French energy transition law to cut red tape on renewables
Author: Michel Rose
A cap on French nuclear power production at the current level, approved last week, was the main point of contention in the bill defended by Energy Minister Segolene Royal.
In a key victory for Royal, President Francois Hollande's ex-partner and his fourth energy minister in three years, Green party MPs who quit government last March also supported the bill.

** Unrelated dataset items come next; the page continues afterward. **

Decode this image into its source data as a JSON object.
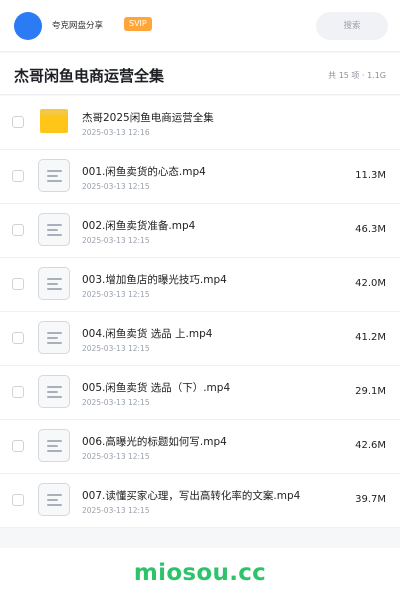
{
  "topbar": {
    "site_name": "夸克网盘分享",
    "badge": "SVIP",
    "search_placeholder": "搜索"
  },
  "header": {
    "title": "杰哥闲鱼电商运营全集",
    "summary": "共 15 项 · 1.1G"
  },
  "items": [
    {
      "type": "folder",
      "icon": "folder-icon",
      "name": "杰哥2025闲鱼电商运营全集",
      "date": "2025-03-13 12:16",
      "size": ""
    },
    {
      "type": "video",
      "icon": "video-file-icon",
      "name": "001.闲鱼卖货的心态.mp4",
      "date": "2025-03-13 12:15",
      "size": "11.3M"
    },
    {
      "type": "video",
      "icon": "video-file-icon",
      "name": "002.闲鱼卖货准备.mp4",
      "date": "2025-03-13 12:15",
      "size": "46.3M"
    },
    {
      "type": "video",
      "icon": "video-file-icon",
      "name": "003.增加鱼店的曝光技巧.mp4",
      "date": "2025-03-13 12:15",
      "size": "42.0M"
    },
    {
      "type": "video",
      "icon": "video-file-icon",
      "name": "004.闲鱼卖货 选品 上.mp4",
      "date": "2025-03-13 12:15",
      "size": "41.2M"
    },
    {
      "type": "video",
      "icon": "video-file-icon",
      "name": "005.闲鱼卖货 选品（下）.mp4",
      "date": "2025-03-13 12:15",
      "size": "29.1M"
    },
    {
      "type": "video",
      "icon": "video-file-icon",
      "name": "006.高曝光的标题如何写.mp4",
      "date": "2025-03-13 12:15",
      "size": "42.6M"
    },
    {
      "type": "video",
      "icon": "video-file-icon",
      "name": "007.读懂买家心理，写出高转化率的文案.mp4",
      "date": "2025-03-13 12:15",
      "size": "39.7M"
    }
  ],
  "footer": {
    "watermark": "miosou.cc"
  },
  "colors": {
    "accent_blue": "#2a7bf4",
    "svip_orange": "#ffa53a",
    "folder_yellow": "#ffc519",
    "watermark_green": "#2ec36b"
  }
}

It now moves to the Senate, before a final vote in the spring.
But beyond the nuclear cap, the text proposes a significant cut in red tape for onshore wind, biogas and small hydropower production by streamlining the authorization process along the lines of a trial held in seven regions.
"This new dynamic is very clearly going to help us catch up on our neighbors, since countries where renewables are booming are also those with a single authorization system," Damien Mathon, managing director of French renewable energy lobby SER, told Reuters.
French renewables output has lagged that of neighbors such as Germany or Spain in recent years, with industry experts blaming the complex administrative system, uncertain legal framework and endless legal challenges by anti-windpower protestors among the public.
Under the new system, legal challenges will be allowed only in the two months after the granting of an authorization, down from six months.
France had 8,592 MW of onshore wind installations and 5,095 MW of photovoltaic at June 30, which accounted for 3.8 percent and 1 percent of French energy consumption respectively in the first half of the year.
That compares with more than 35,000 MW of installed onshore wind power capacity and nearly 37,000 MW of solar in Germany.
The law also paves the way for a new subsidy system for renewable energy more in line with European Union directives that will gradually move away from the current feed-in tariff system that guaranteed a fixed selling price, adopting instead a system with a market price element.
This new system, scheduled to come into force before 2016, should help to ensure that renewable energy producers have an incentive to produce when wholesale power prices are high and carry out maintenance during off-peak times, helping avoid overcapacity.
On less technical issues, the law also forbids retailers to make non-recyclable plastic bags available in shops from 2016, bans plastic kitchenware from 2020 and introduces sanctions against "planned obsolescence" - the intentional limiting of a product's lifespan.